How To Insert an Escaped Apostrophe With Sed?

Rick

unread,

Feb 1, 2012, 11:16:26 AM2/1/12

to

The problem to solve are UNIX filesystems full of user files with
special characters in the names. These are the typical characters )
(*', etc.

The approach I've taken is to use the find command to produce an input
list of filenames. Then manipulate those entries and produce a script
full of move commands to rename the offending files. The script full
of move commands ends up with the special character escaped in the
source field and the destination field with no special character at
all.

For example, an original file named:
/home/rick/file(name).txt

is renamed as follows:
/usr/bin/mv /home/rick/file$name$.txt /home/rick/filename.txt

Here is an example of the input list creation and processing, we'll
look for left parens and remove them altogether:
find . -type f -name \*\(\* >> list

awk '{ print $1, $1 }' list | while read a b; do
echo $b | sed -e 's/(//g' | read c
echo $a | sed -e 's/(/\\\\(/g' | read d
echo /usr/bin/mv $d $c >> fix-it
done

The fix-it script ends up with a bunch of move entries all escaped and
ready to execute.

I have all the special character substitutions solved except the
apostrophe.

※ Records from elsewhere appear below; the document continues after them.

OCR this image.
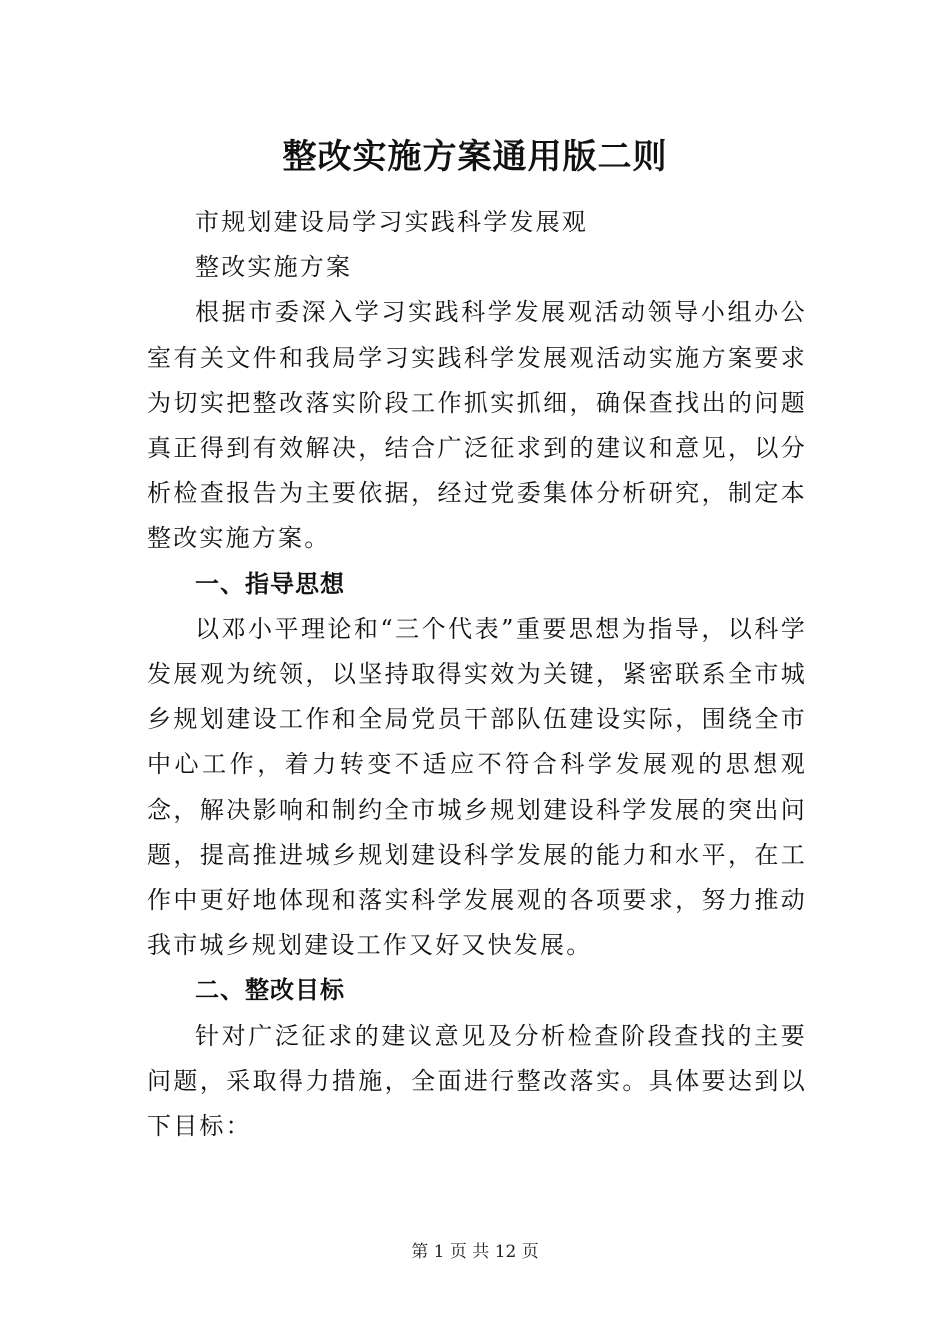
整改实施方案通用版二则

市规划建设局学习实践科学发展观

整改实施方案

根据市委深入学习实践科学发展观活动领导小组办公室有关文件和我局学习实践科学发展观活动实施方案要求为切实把整改落实阶段工作抓实抓细，确保查找出的问题真正得到有效解决，结合广泛征求到的建议和意见，以分析检查报告为主要依据，经过党委集体分析研究，制定本整改实施方案。

一、指导思想

以邓小平理论和“三个代表”重要思想为指导，以科学发展观为统领，以坚持取得实效为关键，紧密联系全市城乡规划建设工作和全局党员干部队伍建设实际，围绕全市中心工作，着力转变不适应不符合科学发展观的思想观念，解决影响和制约全市城乡规划建设科学发展的突出问题，提高推进城乡规划建设科学发展的能力和水平，在工作中更好地体现和落实科学发展观的各项要求，努力推动我市城乡规划建设工作又好又快发展。

二、整改目标

针对广泛征求的建议意见及分析检查阶段查找的主要问题，采取得力措施，全面进行整改落实。具体要达到以下目标：

第 1 页 共 12 页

I can get sed to remove the apostrophe from an input
line. What I cannot figure out is how to get the escaped apostrophe
to echo into the script of move commands. I have messed with every
conceivable combination of escapes and quotes, any I can conceive
anyway.

I want to end up with a move command something like:
/usr/bin/mv /home/rick/filename\'s.txt /home/rick/filenames.txt

I can not get the \' to work.

Thanks,
Rick

pk

unread,

Feb 1, 2012, 11:24:53 AM2/1/12

to

On Wed, 1 Feb 2012 08:16:26 -0800 (PST), Rick <rickre...@gmail.com>
wrote:

For the specific problem:

echo "fo'o'bar" | sed 's/'\''/\\&/g'

or

echo "fo'o'bar" | sed 's/'\''/\\'\''/g'

or

echo "fo'o'bar" | sed "s/'/\\\\&/g"

or

echo "fo'o'bar" | sed "s/'/\\\\'/g"

plus probably others.

for the general issue of mass renaming, see

http://mywiki.wooledge.org/BashFAQ/030

Janis Papanagnou

unread,

Feb 1, 2012, 11:26:39 AM2/1/12

to

Am 01.02.2012 17:16, schrieb Rick:
> [...]

>
> awk '{ print $1, $1 }' list | while read a b; do
> echo $b | sed -e 's/(//g' | read c
> echo $a | sed -e 's/(/\\\\(/g' | read d
> echo /usr/bin/mv $d $c>> fix-it
> done

One point with using awk is that it has the loop built in; so you
don't need a shell loop, nor all those pipes or many internal and
external commands.

Instead of print $1, $1 assign the field(s) to awk variables, use
awk function gsub() to do the substitution, and compose the output
by awk's string concatenation, finally print the "mv" command with
the awk variables as arguments. That way awk produces the whole
sequence of shell commands that you can inspect. If all is fine
pipe that awk command into sh, and all is done.

Janis

>
> [...]

Ed Morton

unread,

Feb 1, 2012, 11:55:40 AM2/1/12

to

On 2/1/2012 10:16 AM, Rick wrote:
> The problem to solve are UNIX filesystems full of user files with
> special characters in the names. These are the typical characters )
> (*', etc.
>
> The approach I've taken is to use the find command to produce an input
> list of filenames. Then manipulate those entries and produce a script
> full of move commands to rename the offending files. The script full
> of move commands ends up with the special character escaped in the
> source field and the destination field with no special character at
> all.
>
> For example, an original file named:
> /home/rick/file(name).txt
>
> is renamed as follows:
> /usr/bin/mv /home/rick/file$name$.txt /home/rick/filename.txt
>
> Here is an example of the input list creation and processing, we'll
> look for left parens and remove them altogether:
> find . -type f -name \*\(\*>> list
>
> awk '{ print $1, $1 }' list | while read a b; do
> echo $b | sed -e 's/(//g' | read c
> echo $a | sed -e 's/(/\\\\(/g' | read d
> echo /usr/bin/mv $d $c>> fix-it
> done

You must quote your variables (e.g. "$b" not $b) unless you have a very specific
reason not to and fully understand what you're doing.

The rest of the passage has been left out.